Dort trafen wir auf die ersten taoistischen Meister. Einer von ihnen kam sofort lachend auf uns zu und bot uns Kuchen an. Etwas perplex aber dennoch froh über diese Begrüßung stellten wir uns mit meinen grundlegenden Chinesischkenntnissen und der internationalen Sprache von Händen und Füßen vor. Er wollte alles wissen. Wo wir herkommen. Wo wir wohnen. Wie alt wir sind. Ob wir Kung fu trainieren, usw. Nachdem die Haltung des Meisters immer herzlicher wurde und er uns schließlich anbot, uns durch den Tempel zu führen, fragte ich ihn nach einem Foto. Er sagte sofort ja, bestand aber darauf, auch eines mit mir haben zu dürfen. So schickte er einen seiner Schüler los um sein Handy zu holen und wir machten einige Fotos.

 

Der freundliche taoistischer Meister zusammen mit Jörg Roth

Der freundliche taoistischer Meister zusammen mit Jörg Roth

Anschließend begann die Führung durch den Komplex. Als erstes zeigte er uns den ältesten Baum im Tempel, der als Heiligtum gilt – ein wirklich erstaunlicher, von der Zeit gezeichneter Stamm, der eine mächtige grüne Nadelkrohne trägt, die mit roten Bändern übersät ist. Leider konnte ich nicht alles verstehen, was unser freundlicher Begleiter darüber erzählte. Dieser Umstand ärgerte mich ein wenig und ich schwor mir, meine Sprachkenntnisse bis zu meiner nächsten Reise in das Land der Mitte zu vertiefen. Im nächsten Hof stand eine große gelbe Kürbisflasche, die, soviel ich weiß, auf einen der acht Unsterblichen der taoistisischen Lehre zurückgeht. Die Flasche des Li Tieguai, soll magische und heilende Substanzen beinhalten. Wer daraus trinkt, erhalte ewiges Leben.
Die Flasche stand im Zentrum des Hofes und von ihr aus ging es in den Himmelsrichtungen zu vier wunderschönen Hallen. Jede dieser Hallen scheint einer Himmelsrichtung gewidmet zu sein.
An Ihren Innenwänden befanden sich Fresken aus den Epochen der Menschheit. So waren zum Beispiel in der ersten Halle Bilder und Szenarien aus dem Leben der Höhlenmenschen und in der nächsten das Aufblühen der Zivilisation in China zu sehen.

 

Die Nördliche Halle des Zhong Yue Miao

Die Nördliche Halle des Zhong Yue Miao

 

Die Decken der Hallen waren kunstvoll verziert und in der Mitte stand immer ein Schrein mit Heiligen und Geisterwesen.

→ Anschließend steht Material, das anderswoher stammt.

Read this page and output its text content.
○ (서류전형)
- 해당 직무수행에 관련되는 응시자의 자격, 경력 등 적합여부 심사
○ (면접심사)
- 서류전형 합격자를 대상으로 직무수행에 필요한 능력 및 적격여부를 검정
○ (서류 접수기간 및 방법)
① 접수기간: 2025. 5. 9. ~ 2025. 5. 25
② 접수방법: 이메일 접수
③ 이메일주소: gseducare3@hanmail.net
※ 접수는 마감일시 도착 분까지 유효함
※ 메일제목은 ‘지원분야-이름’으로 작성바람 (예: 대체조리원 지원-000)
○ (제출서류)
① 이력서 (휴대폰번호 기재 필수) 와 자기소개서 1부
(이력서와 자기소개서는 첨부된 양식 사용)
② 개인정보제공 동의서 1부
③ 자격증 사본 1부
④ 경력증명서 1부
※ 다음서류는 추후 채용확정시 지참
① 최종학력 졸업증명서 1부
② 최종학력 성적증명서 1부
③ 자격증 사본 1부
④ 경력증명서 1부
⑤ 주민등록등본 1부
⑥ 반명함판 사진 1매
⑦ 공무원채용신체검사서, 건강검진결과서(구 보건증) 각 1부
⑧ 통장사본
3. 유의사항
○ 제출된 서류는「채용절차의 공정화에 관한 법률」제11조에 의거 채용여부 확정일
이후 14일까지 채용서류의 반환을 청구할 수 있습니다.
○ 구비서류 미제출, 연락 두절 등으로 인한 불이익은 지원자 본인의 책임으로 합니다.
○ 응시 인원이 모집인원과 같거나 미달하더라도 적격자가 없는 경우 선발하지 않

Über dem Schrein befand sich immer ein Tier, welches aus der Decke auf den Schrein hinab blickte. Einmal ein Drache, dann ein Phönix.
Leider konnte ich nicht alle Hallen in diesem Hof anschauen, da unser Guide stolz den nächsten Hof präsentieren wollte.
Auf unserem Weg trafen wir immer wieder auf Priester und Nonnen die uns freundlich grüßten, Tee anboten oder wissen wollten, wie uns der Tempel gefällt.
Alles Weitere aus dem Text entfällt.